The theme of repentance runs like a steel thread throughout Luke’s Gospel, and it is certainly consistent with the invitation of every evangelist from Ignatius Loyola to Amy Semple McPherson to Billy Graham. In order to reap your heavenly reward, you must repent and be born again. That is the message Jesus is setting before the crowd and, if you think about it, the message is anything but arbitrary. The collapse of the tower of Siloam that killed 18 random people was arbitrary to be sure: but Jesus assures the crowd that the same fate will be in store for all of them if they don’t repent.
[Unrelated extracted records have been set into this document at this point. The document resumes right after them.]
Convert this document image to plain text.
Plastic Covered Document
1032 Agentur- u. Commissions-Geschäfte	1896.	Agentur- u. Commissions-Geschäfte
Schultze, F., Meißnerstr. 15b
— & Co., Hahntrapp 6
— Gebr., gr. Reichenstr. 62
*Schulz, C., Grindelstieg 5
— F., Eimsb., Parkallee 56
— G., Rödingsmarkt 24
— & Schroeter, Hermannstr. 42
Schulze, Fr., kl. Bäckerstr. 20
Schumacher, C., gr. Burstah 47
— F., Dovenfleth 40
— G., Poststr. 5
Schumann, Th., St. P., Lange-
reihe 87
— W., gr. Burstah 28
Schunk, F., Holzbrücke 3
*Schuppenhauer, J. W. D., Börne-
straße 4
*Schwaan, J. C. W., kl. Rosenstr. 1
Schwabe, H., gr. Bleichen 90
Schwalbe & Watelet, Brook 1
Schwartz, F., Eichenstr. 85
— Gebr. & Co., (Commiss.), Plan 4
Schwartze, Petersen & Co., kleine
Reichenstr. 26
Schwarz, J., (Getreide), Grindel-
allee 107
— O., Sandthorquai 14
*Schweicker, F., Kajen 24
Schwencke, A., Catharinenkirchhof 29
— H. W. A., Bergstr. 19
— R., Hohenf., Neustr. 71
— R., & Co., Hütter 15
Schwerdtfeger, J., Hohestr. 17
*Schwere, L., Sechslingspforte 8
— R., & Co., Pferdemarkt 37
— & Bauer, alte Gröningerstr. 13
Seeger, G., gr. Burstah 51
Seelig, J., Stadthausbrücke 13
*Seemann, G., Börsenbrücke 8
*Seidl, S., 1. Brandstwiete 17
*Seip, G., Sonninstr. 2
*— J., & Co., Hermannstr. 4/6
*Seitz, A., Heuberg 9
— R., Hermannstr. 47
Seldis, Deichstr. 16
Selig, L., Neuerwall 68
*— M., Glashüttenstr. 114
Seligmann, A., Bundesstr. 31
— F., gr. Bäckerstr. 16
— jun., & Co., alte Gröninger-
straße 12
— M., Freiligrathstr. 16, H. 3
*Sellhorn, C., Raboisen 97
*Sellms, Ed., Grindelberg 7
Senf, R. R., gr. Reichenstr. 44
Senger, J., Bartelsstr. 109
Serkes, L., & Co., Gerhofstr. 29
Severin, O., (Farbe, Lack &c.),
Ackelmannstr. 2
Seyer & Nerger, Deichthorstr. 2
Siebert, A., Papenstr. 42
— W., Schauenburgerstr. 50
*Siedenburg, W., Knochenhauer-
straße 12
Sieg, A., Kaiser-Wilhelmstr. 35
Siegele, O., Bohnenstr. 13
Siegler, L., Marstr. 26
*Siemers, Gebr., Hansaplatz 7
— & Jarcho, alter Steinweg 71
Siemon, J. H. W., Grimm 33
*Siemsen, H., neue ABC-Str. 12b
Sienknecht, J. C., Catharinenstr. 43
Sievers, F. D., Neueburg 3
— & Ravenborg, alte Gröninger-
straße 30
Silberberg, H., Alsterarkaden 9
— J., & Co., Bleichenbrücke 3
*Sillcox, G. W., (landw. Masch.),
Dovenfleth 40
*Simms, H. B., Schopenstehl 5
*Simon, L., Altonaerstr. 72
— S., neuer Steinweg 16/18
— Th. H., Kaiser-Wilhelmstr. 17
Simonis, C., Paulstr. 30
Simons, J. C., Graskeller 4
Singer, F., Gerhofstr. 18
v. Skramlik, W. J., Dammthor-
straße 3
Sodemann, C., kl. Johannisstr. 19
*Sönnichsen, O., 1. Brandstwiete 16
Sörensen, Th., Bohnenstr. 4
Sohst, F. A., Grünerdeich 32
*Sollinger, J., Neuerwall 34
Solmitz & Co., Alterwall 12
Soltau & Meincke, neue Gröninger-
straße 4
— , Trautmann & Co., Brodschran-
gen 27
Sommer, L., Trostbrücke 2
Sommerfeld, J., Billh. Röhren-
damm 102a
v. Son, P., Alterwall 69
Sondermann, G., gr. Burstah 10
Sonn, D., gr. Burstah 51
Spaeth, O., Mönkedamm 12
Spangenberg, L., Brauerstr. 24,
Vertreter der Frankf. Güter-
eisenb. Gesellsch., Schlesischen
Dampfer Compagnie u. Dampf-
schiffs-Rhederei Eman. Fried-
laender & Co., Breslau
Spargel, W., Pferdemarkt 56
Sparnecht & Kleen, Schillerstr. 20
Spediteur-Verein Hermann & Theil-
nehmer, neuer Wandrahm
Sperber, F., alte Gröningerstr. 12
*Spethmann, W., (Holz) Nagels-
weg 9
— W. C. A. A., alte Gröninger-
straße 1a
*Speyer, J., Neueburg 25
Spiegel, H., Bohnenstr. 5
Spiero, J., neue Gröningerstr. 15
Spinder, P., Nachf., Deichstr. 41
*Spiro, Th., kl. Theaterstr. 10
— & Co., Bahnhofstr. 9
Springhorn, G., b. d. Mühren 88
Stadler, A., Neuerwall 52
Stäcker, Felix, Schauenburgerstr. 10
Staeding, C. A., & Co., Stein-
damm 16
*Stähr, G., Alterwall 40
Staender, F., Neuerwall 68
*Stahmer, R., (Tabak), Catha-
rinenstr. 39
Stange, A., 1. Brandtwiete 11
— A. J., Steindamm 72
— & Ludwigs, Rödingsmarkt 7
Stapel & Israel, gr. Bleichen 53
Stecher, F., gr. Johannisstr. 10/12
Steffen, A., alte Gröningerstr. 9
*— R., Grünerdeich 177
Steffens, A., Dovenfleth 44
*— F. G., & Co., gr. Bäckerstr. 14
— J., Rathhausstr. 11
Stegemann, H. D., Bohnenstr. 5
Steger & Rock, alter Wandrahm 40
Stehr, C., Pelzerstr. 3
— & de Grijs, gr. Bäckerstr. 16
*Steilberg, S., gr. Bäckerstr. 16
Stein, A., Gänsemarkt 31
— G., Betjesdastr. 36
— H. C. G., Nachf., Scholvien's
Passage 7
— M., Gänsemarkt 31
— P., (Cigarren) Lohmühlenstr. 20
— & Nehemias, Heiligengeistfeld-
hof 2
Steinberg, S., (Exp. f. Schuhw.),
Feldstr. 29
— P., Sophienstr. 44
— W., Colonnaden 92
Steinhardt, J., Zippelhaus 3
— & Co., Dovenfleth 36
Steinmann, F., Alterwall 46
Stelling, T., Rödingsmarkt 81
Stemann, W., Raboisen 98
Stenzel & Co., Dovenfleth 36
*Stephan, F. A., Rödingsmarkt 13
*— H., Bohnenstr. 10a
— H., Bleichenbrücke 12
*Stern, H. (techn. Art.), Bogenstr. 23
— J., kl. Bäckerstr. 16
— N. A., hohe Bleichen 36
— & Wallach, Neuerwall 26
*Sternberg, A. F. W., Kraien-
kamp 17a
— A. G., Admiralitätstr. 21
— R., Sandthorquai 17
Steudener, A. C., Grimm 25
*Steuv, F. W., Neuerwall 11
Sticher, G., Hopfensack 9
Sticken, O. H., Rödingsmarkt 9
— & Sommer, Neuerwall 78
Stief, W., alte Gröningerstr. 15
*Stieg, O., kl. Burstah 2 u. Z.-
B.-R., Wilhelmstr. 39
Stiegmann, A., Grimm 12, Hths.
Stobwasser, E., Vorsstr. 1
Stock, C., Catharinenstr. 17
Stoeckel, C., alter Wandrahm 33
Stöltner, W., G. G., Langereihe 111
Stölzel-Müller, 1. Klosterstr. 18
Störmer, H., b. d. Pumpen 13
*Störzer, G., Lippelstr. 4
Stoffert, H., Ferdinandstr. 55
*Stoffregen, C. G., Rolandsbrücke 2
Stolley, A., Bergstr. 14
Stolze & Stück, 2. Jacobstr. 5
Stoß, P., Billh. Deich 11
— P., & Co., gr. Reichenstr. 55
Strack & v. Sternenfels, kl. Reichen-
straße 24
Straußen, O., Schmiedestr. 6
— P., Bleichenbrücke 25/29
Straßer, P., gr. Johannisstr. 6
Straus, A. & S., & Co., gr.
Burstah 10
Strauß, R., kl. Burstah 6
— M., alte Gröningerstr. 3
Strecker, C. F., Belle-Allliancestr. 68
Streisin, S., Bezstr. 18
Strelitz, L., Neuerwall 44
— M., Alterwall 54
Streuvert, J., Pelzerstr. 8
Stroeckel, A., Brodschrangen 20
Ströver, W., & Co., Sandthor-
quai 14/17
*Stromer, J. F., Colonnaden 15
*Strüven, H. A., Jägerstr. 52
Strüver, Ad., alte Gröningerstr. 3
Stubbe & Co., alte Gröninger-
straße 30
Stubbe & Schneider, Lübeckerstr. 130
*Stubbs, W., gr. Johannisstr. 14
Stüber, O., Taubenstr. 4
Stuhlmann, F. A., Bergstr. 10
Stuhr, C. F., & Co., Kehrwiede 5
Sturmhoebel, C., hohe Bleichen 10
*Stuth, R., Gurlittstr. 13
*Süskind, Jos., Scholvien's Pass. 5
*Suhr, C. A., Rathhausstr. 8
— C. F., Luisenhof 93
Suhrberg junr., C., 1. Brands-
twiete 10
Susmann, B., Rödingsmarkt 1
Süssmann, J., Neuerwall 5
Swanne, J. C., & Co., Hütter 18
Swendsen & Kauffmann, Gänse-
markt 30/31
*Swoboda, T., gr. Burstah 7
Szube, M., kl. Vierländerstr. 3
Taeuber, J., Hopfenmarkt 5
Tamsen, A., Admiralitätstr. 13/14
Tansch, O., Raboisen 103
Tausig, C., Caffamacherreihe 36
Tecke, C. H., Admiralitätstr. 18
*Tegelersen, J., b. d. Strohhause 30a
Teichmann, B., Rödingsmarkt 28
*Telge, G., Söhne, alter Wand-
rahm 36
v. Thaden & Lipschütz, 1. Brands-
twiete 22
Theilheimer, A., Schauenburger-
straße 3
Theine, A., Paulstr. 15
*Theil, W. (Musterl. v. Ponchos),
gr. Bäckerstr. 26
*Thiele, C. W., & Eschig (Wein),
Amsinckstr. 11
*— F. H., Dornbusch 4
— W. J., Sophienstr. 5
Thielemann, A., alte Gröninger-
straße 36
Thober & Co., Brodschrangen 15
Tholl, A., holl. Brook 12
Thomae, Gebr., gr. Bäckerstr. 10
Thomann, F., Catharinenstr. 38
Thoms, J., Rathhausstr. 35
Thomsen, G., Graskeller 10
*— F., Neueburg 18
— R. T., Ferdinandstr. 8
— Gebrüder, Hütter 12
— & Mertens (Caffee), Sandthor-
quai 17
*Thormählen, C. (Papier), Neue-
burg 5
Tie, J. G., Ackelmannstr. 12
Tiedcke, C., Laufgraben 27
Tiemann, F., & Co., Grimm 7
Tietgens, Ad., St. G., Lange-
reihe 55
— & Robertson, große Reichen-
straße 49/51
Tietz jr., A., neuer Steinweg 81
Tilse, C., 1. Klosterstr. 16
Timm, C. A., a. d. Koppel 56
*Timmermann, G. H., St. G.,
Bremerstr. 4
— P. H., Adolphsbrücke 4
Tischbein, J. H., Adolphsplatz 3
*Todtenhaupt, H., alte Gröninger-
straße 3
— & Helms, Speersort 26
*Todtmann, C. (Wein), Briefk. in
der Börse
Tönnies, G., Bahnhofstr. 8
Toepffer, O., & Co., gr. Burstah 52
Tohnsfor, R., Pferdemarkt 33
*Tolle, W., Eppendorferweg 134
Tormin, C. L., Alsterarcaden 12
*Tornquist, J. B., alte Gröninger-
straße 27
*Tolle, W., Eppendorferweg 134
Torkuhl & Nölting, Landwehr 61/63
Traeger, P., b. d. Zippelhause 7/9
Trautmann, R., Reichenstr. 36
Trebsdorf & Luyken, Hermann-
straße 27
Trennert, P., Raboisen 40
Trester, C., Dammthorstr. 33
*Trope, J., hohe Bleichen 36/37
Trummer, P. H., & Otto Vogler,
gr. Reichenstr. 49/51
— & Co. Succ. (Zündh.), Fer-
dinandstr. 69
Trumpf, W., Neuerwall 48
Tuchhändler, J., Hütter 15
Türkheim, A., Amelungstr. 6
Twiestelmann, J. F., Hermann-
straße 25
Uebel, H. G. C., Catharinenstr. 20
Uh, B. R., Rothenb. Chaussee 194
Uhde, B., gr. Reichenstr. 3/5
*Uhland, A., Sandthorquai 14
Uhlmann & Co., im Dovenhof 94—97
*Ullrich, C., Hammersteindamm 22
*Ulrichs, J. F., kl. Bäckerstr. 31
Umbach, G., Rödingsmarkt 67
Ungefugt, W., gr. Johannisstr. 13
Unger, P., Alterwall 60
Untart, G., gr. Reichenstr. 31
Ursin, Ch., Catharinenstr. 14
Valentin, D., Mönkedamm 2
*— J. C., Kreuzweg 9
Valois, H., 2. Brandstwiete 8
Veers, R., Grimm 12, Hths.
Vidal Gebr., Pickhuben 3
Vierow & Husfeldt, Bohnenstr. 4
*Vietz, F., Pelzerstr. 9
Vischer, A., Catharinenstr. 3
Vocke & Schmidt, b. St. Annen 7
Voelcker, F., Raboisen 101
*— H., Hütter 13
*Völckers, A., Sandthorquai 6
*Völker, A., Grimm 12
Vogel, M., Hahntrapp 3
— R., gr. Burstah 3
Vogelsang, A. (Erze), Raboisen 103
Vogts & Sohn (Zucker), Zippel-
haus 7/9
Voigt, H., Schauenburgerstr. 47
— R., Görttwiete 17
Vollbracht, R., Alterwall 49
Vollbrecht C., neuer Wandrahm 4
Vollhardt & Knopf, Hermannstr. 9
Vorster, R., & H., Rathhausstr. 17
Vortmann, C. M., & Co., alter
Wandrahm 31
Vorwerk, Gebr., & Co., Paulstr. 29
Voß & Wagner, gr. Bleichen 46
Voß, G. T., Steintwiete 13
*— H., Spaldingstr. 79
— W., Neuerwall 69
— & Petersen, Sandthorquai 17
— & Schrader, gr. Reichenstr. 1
This is an important insight for people who believe God uses disasters and diseases to punish the sinful. Jerry Falwell and Pat Robertson both declared the AIDS epidemic was God’s punishment on sinners, but Jesus makes it clear that catastrophes like a plague or the collapse of a building are not willed by God. Punishment, illness, and suffering are not the result of sin but the fate of all unrepentant peoples.

Jesus’ call to repentance must be taken seriously, of course, because it opens the door to eternal life.

But the issue of whether that door will be closed arbitrarily on unrepentant sinners or persons of other faiths is open to question. Jesus makes this clear when the fruitless fig tree in the parable is reprieved.

Then he told this parable: “A man had a fig tree planted in his vineyard; and he came looking for fruit on it and found none. So he said to the gardener, ‘See here! For three years I have come looking for fruit on this fig tree, and still I find none. Cut it down! Why should it be wasting the soil?’ He replied, ‘Sir, let it alone for one more year, until I dig around it and put manure on it. If it bears fruit next year, well and good; but if not, you can cut it down.’” (Luke 13:7-9)

The parable suggests God is willing to be patient. And, as one commentator on the passage writes, God has yet to slam shut the door to salvation. “In other words,” states Preaching the New Common Lectionary*, “God’s mercy is still talking to God’s judgment, and on that conversation hangs our salvation.”

That’s why many Christians, including members of the United Church of Christ, wear a red or rainbow colored pin in the shape of a comma. It means one should never put a period where God has put a comma.

That message applies to all us sinners, repentant or otherwise:

God is still speaking.

* Preaching the New Common Lectionary, Year C, Lent, Holy Week, Easter, by Fred B, Craddock, John H. Hayes, Carl R, Halladay, Gene M. Tucker, Abingdon, 1989.